Johnathan Blake Quartet
Johnathan Blake (drums), David Virelles (piano), Dayna Stephens tenor saxophone)
and Dezron Douglas (bass)
Sunday, December 3, 4 pm
Our leader this December, drummer Johnathan Blake, comes by his prodigious chops naturally – he is the son of renowned jazz violinist John Blake, Jr. In fact his professional debut came at the age of 6 playing a duet with his father on Mr. Rogers’ Neighborhood. The drums beckoned however, and eventually took over. He is the intellectual heir to a long line of brilliant Philadelphia drummers – Philly Joe Jones, and Mickey Roker among them. “The “Philadelphia drum sound” has been described as “the vertiginous sensation of being both slightly behind the beat and hurtling into the next measure.” (Aiden Levy, Jazz Times). Leaving aside the vexing question of what this description means, exactly, one can hear both relaxation and compelling, swinging intensity in Mr. Blake’s playing.
He is a graduate of the jazz program at William Paterson University and the Rutgers program specializing in composition. In 2006 he was awarded an ASCAP Young Jazz Composers Award. He us a regular member of Kenny Barron’s trio, and Joe Locke’s “Force of Four.” Both the Mingus Big Band and Maria Schneider’s Orchestra have benefited from Mr. Blake’s playing. My notes on Ms Schneider’s award-winning ensemble last Thanksgiving week at the Jazz Standard remark his effect on the band:
“The MSO is great tonight – JB is moving it!”
And the next nights, at other clubs, one “regular” after another spoke to me of Mr. Blake’s influence on that orchestra. There was remarkable unanimity, not to mention great enthusiasm. This November 24 and 25 he is at the Jazz Gallery as the recipient of their Fellowship Commission and will present “My Life Matters.” Worth a visit!
Finally, I have to add that Mr. Blake’s most frequent collaborators, people like Mark Turner, Robert Glasper, and Jaleel Shaw, are among the musicians I most admire. I am not quite sure what that means, but for me, anyway, it is a good sign!
“Your job is not to be just a timekeeper. It’s about giving that extra energy to the musicians. And they rely on that. So if you’re sluggish, the band is going to sound sluggish. If you’re powerful and you give them the energy, the band is going to be full of energy.”
Dayna Stephens was the #2 Risiing Star in the 2017 Downbeat poll. He graduated from the Berklee College of Music, and, later, from the Thelonious Monk Institute where he studied with Wayne Shorter, among others. His recovery from a rare kidney disease (though a kidney donation from his aunt) led to the possibility of playing all over the world, and to his most recent CD, Gratitude.
“This album [Gratitude], showcases some of today’s finest musicians at the height of their craft, anchored by Stephens’ humble magnetism. The musicians exude a patient, persistent quality in their collective exploration, with the melodies unfolding into searching improvisations throughout.”
Alex W. Rodriguez
“…there is a young Cuban pianist named David Virelles, whom I consider a genius.”

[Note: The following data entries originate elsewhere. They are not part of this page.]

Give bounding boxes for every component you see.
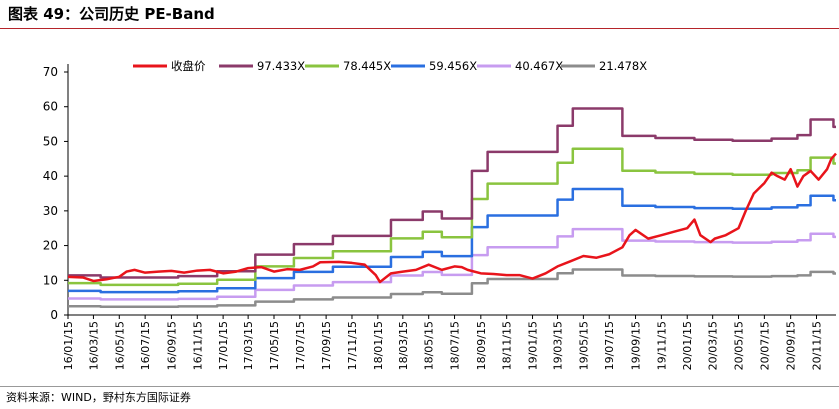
y-tick-label: 0	[50, 308, 58, 322]
x-tick-label: 16/11/15	[191, 321, 204, 370]
x-tick-label: 18/05/15	[423, 321, 436, 370]
legend-label: 21.478X	[599, 59, 647, 73]
x-tick-label: 16/07/15	[139, 321, 152, 370]
series-line-97.433X	[68, 107, 836, 279]
x-tick-label: 18/03/15	[397, 321, 410, 370]
x-tick-label: 20/05/15	[733, 321, 746, 370]
x-tick-label: 16/05/15	[113, 321, 126, 370]
footer-divider	[0, 386, 839, 387]
axes: 0 10 20 30 40 50 60 70 16/01/15 16/03/15 16/05/15 1…	[43, 64, 836, 370]
x-tick-label: 20/09/15	[785, 321, 798, 370]
pe-band-chart: 收盘价 97.433X 78.445X 59.456X 40.467X 21.478X 0…	[43, 59, 837, 370]
series-line-40.467X	[68, 227, 836, 301]
x-tick-label: 16/01/15	[62, 321, 75, 370]
x-tick-label: 19/05/15	[577, 321, 590, 370]
legend-label: 97.433X	[257, 59, 305, 73]
x-tick-label: 17/01/15	[217, 321, 230, 370]
y-tick-label: 60	[43, 100, 58, 114]
x-tick-label: 17/11/15	[346, 321, 359, 370]
x-tick-label: 19/01/15	[527, 321, 540, 370]
x-tick-label: 18/01/15	[372, 321, 385, 370]
legend-label: 40.467X	[515, 59, 563, 73]
x-tick-label: 17/07/15	[294, 321, 307, 370]
legend-label: 78.445X	[343, 59, 391, 73]
chart-title: 图表 49：公司历史 PE-Band	[8, 5, 215, 23]
series-line-78.445X	[68, 147, 836, 287]
legend: 收盘价 97.433X 78.445X 59.456X 40.467X 21.478X	[133, 59, 647, 73]
x-tick-label: 18/09/15	[475, 321, 488, 370]
x-tick-label: 17/05/15	[268, 321, 281, 370]
x-tick-label: 17/03/15	[242, 321, 255, 370]
legend-label: 59.456X	[429, 59, 477, 73]
x-tick-label: 16/09/15	[165, 321, 178, 370]
x-tick-label: 20/11/15	[811, 321, 824, 370]
source-note: 资料来源：WIND，野村东方国际证券	[6, 391, 191, 404]
x-tick-label: 20/01/15	[681, 321, 694, 370]
y-tick-label: 40	[43, 169, 58, 183]
x-tick-label: 19/03/15	[552, 321, 565, 370]
series-line-59.456X	[68, 187, 836, 294]
x-tick-label: 16/03/15	[87, 321, 100, 370]
x-tick-label: 19/07/15	[603, 321, 616, 370]
y-tick-label: 10	[43, 273, 58, 287]
y-tick-label: 70	[43, 65, 58, 79]
x-tick-label: 20/07/15	[758, 321, 771, 370]
y-tick-label: 50	[43, 134, 58, 148]
y-tick-label: 20	[43, 239, 58, 253]
x-tick-label: 19/09/15	[630, 321, 643, 370]
x-tick-label: 18/11/15	[501, 321, 514, 370]
y-tick-label: 30	[43, 204, 58, 218]
x-tick-label: 17/09/15	[320, 321, 333, 370]
x-tick-label: 20/03/15	[707, 321, 720, 370]
series-line-21.478X	[68, 268, 836, 308]
x-tick-label: 19/11/15	[655, 321, 668, 370]
title-divider	[0, 28, 839, 29]
series-line-close-price	[67, 152, 837, 284]
plot-area	[67, 107, 837, 308]
x-tick-label: 18/07/15	[449, 321, 462, 370]
legend-label: 收盘价	[171, 59, 206, 73]
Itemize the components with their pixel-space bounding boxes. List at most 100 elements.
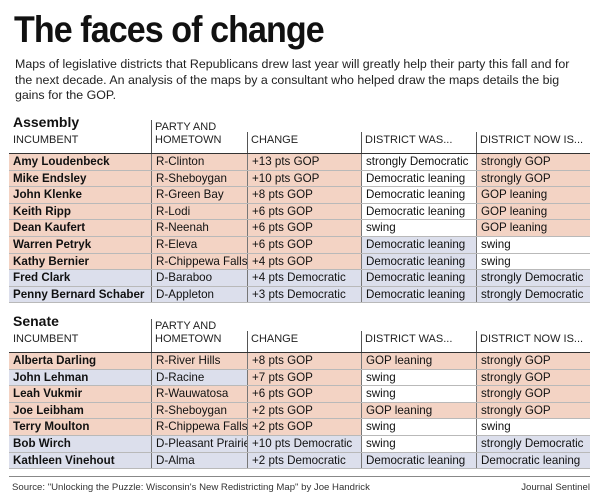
district-now-cell: strongly GOP [476,369,590,386]
table-row: Joe Leibham R-Sheboygan +2 pts GOP GOP lean… [9,402,590,420]
district-now-cell: swing [476,236,590,253]
table-row: Kathleen Vinehout D-Alma +2 pts Democratic… [9,452,590,470]
party-hometown-cell: R-River Hills [151,353,247,369]
senate-rows: Alberta Darling R-River Hills +8 pts GOP GO… [9,353,590,470]
district-now-cell: strongly Democratic [476,270,590,286]
page-title: The faces of change [14,9,325,50]
incumbent-cell: Bob Wirch [9,435,151,452]
party-hometown-cell: D-Alma [151,452,247,469]
district-now-cell: strongly GOP [476,154,590,170]
change-cell: +10 pts Democratic [247,435,361,452]
incumbent-cell: John Lehman [9,369,151,386]
district-was-cell: swing [361,435,476,452]
change-cell: +4 pts GOP [247,253,361,270]
party-hometown-cell: R-Chippewa Falls [151,419,247,435]
party-hometown-cell: R-Green Bay [151,187,247,203]
col-district-now: DISTRICT NOW IS... [480,333,584,345]
change-cell: +3 pts Democratic [247,286,361,303]
assembly-table: Assembly INCUMBENT PARTY AND HOMETOWN CH… [9,114,590,304]
district-was-cell: strongly Democratic [361,154,476,170]
party-hometown-cell: R-Clinton [151,154,247,170]
district-was-cell: Democratic leaning [361,270,476,286]
change-cell: +2 pts Democratic [247,452,361,469]
col-district-now: DISTRICT NOW IS... [480,134,584,146]
change-cell: +13 pts GOP [247,154,361,170]
assembly-header: Assembly INCUMBENT PARTY AND HOMETOWN CH… [9,114,590,154]
party-hometown-cell: R-Lodi [151,203,247,220]
district-now-cell: strongly GOP [476,353,590,369]
district-now-cell: swing [476,253,590,270]
table-row: Kathy Bernier R-Chippewa Falls +4 pts GOP D… [9,253,590,271]
table-row: Penny Bernard Schaber D-Appleton +3 pts De… [9,286,590,304]
assembly-rows: Amy Loudenbeck R-Clinton +13 pts GOP strong… [9,154,590,304]
district-was-cell: swing [361,419,476,435]
incumbent-cell: Kathleen Vinehout [9,452,151,469]
district-was-cell: Democratic leaning [361,452,476,469]
header-divider [361,331,362,353]
district-was-cell: swing [361,220,476,236]
senate-table: Senate INCUMBENT PARTY AND HOMETOWN CHAN… [9,313,590,470]
col-party-hometown: PARTY AND HOMETOWN [155,121,221,147]
incumbent-cell: Penny Bernard Schaber [9,286,151,303]
table-row: John Klenke R-Green Bay +8 pts GOP Democrat… [9,187,590,204]
senate-header: Senate INCUMBENT PARTY AND HOMETOWN CHAN… [9,313,590,353]
district-was-cell: Democratic leaning [361,286,476,303]
header-divider [247,331,248,353]
party-hometown-cell: D-Appleton [151,286,247,303]
table-row: Mike Endsley R-Sheboygan +10 pts GOP Democr… [9,170,590,188]
incumbent-cell: Mike Endsley [9,170,151,187]
party-hometown-cell: D-Baraboo [151,270,247,286]
district-now-cell: strongly Democratic [476,435,590,452]
incumbent-cell: Terry Moulton [9,419,151,435]
header-divider [151,120,152,154]
col-change: CHANGE [251,333,299,345]
source-note: Source: "Unlocking the Puzzle: Wisconsin… [12,482,370,493]
col-district-was: DISTRICT WAS... [365,333,453,345]
header-divider [476,132,477,154]
district-now-cell: strongly GOP [476,170,590,187]
party-hometown-cell: R-Eleva [151,236,247,253]
incumbent-cell: Dean Kaufert [9,220,151,236]
header-divider [361,132,362,154]
col-district-was: DISTRICT WAS... [365,134,453,146]
table-row: Alberta Darling R-River Hills +8 pts GOP GO… [9,353,590,370]
col-party-line2: HOMETOWN [155,134,222,146]
change-cell: +6 pts GOP [247,236,361,253]
table-row: Amy Loudenbeck R-Clinton +13 pts GOP strong… [9,154,590,171]
change-cell: +7 pts GOP [247,369,361,386]
publisher-credit: Journal Sentinel [521,482,590,493]
assembly-title: Assembly [13,114,80,130]
header-divider [151,319,152,353]
district-now-cell: strongly GOP [476,402,590,419]
incumbent-cell: Alberta Darling [9,353,151,369]
change-cell: +6 pts GOP [247,220,361,236]
district-was-cell: GOP leaning [361,402,476,419]
change-cell: +2 pts GOP [247,419,361,435]
incumbent-cell: Fred Clark [9,270,151,286]
table-row: Bob Wirch D-Pleasant Prairie +10 pts Democ… [9,435,590,453]
table-row: Keith Ripp R-Lodi +6 pts GOP Democratic lea… [9,203,590,221]
col-incumbent: INCUMBENT [13,134,79,146]
table-row: Dean Kaufert R-Neenah +6 pts GOP swing GOP l… [9,220,590,237]
party-hometown-cell: D-Pleasant Prairie [151,435,247,452]
incumbent-cell: Kathy Bernier [9,253,151,270]
change-cell: +6 pts GOP [247,203,361,220]
incumbent-cell: Keith Ripp [9,203,151,220]
incumbent-cell: John Klenke [9,187,151,203]
incumbent-cell: Leah Vukmir [9,386,151,402]
incumbent-cell: Joe Leibham [9,402,151,419]
party-hometown-cell: R-Sheboygan [151,170,247,187]
district-was-cell: Democratic leaning [361,253,476,270]
incumbent-cell: Amy Loudenbeck [9,154,151,170]
district-was-cell: Democratic leaning [361,187,476,203]
district-was-cell: swing [361,369,476,386]
change-cell: +8 pts GOP [247,353,361,369]
table-row: Leah Vukmir R-Wauwatosa +6 pts GOP swing str… [9,386,590,403]
district-now-cell: GOP leaning [476,187,590,203]
district-was-cell: Democratic leaning [361,236,476,253]
col-change: CHANGE [251,134,299,146]
district-now-cell: GOP leaning [476,203,590,220]
header-rule [9,352,590,353]
col-party-line1: PARTY AND [155,320,217,332]
table-row: Warren Petryk R-Eleva +6 pts GOP Democratic… [9,236,590,254]
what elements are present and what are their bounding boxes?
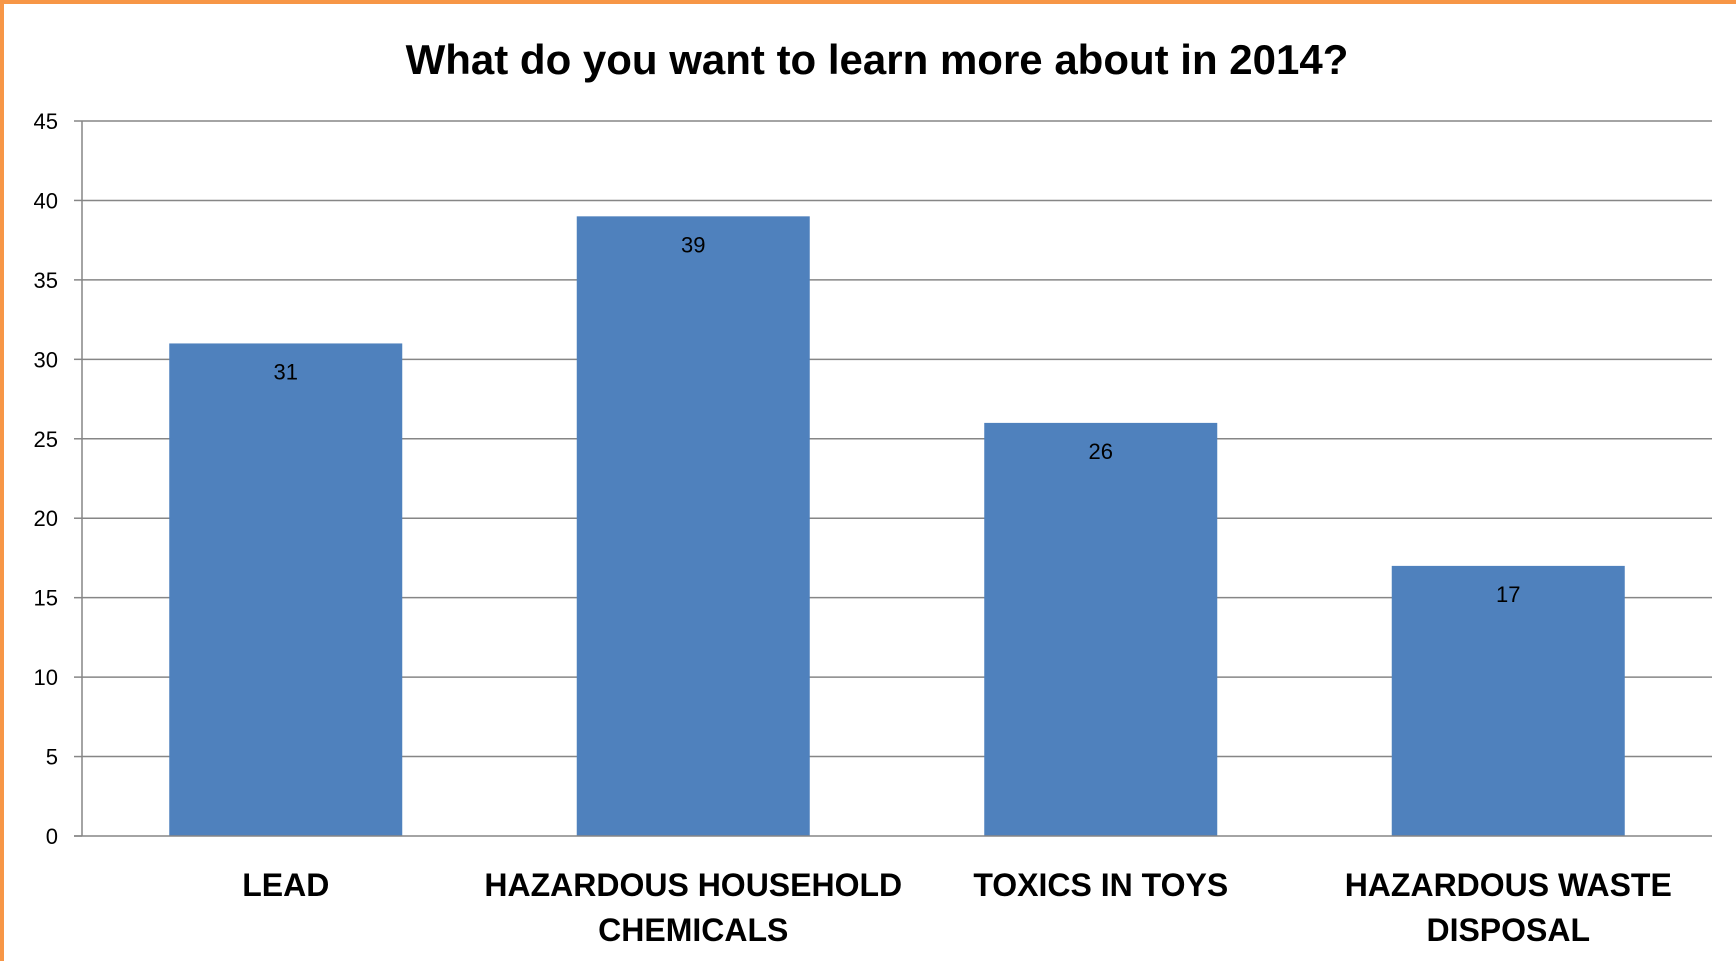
y-tick-label: 35 [34, 268, 58, 293]
x-category-label: HAZARDOUS HOUSEHOLD [484, 867, 902, 903]
x-category-label: HAZARDOUS WASTE [1345, 867, 1672, 903]
y-axis-ticks: 0 5 10 15 20 25 30 35 40 45 [34, 109, 82, 849]
y-tick-label: 25 [34, 427, 58, 452]
bar [576, 216, 810, 837]
bar-value-label: 17 [1496, 582, 1520, 607]
y-tick-label: 45 [34, 109, 58, 134]
bars [169, 216, 1625, 837]
bar [169, 343, 403, 836]
bar [1391, 565, 1625, 836]
chart-title: What do you want to learn more about in … [406, 36, 1349, 83]
x-axis-categories: LEAD HAZARDOUS HOUSEHOLD CHEMICALS TOXICS I… [242, 867, 1672, 948]
bar-chart: What do you want to learn more about in … [34, 36, 1712, 948]
bar-value-label: 31 [274, 359, 298, 384]
y-tick-label: 30 [34, 347, 58, 372]
data-labels: 31 39 26 17 [274, 232, 1521, 607]
x-category-label: DISPOSAL [1426, 912, 1590, 948]
bar-value-label: 26 [1089, 439, 1113, 464]
y-tick-label: 15 [34, 586, 58, 611]
y-tick-label: 0 [46, 824, 58, 849]
x-category-label: CHEMICALS [598, 912, 788, 948]
x-category-label: TOXICS IN TOYS [973, 867, 1228, 903]
bar [984, 422, 1218, 836]
y-tick-label: 20 [34, 506, 58, 531]
y-tick-label: 5 [46, 745, 58, 770]
y-tick-label: 40 [34, 188, 58, 213]
x-category-label: LEAD [242, 867, 329, 903]
bar-value-label: 39 [681, 232, 705, 257]
y-tick-label: 10 [34, 665, 58, 690]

With an introduction like that, what more is there to say? The young Mr. Virelles has already made his mark. He is the first recipient of the Oscar Peterson Award, and his recent CDs are on “everyone’s” Best of the Year lists Mboko [ 2014], Antenna [ 2016, five stars from Downbeat].
Bassist Dezron Douglas is a protégé of the late, great alto saxophonist Jackie MacLean. While at Hartford’s Hartt School of Music he co-founded The New Jazz Workshop of Hartford. This young lion of the bass has worked with Cyrus Chestnut’s trio, and many other groups.
In summary, this next December 3 we present an outstanding quartet of today’s most exciting musicians – definitely worth a visit!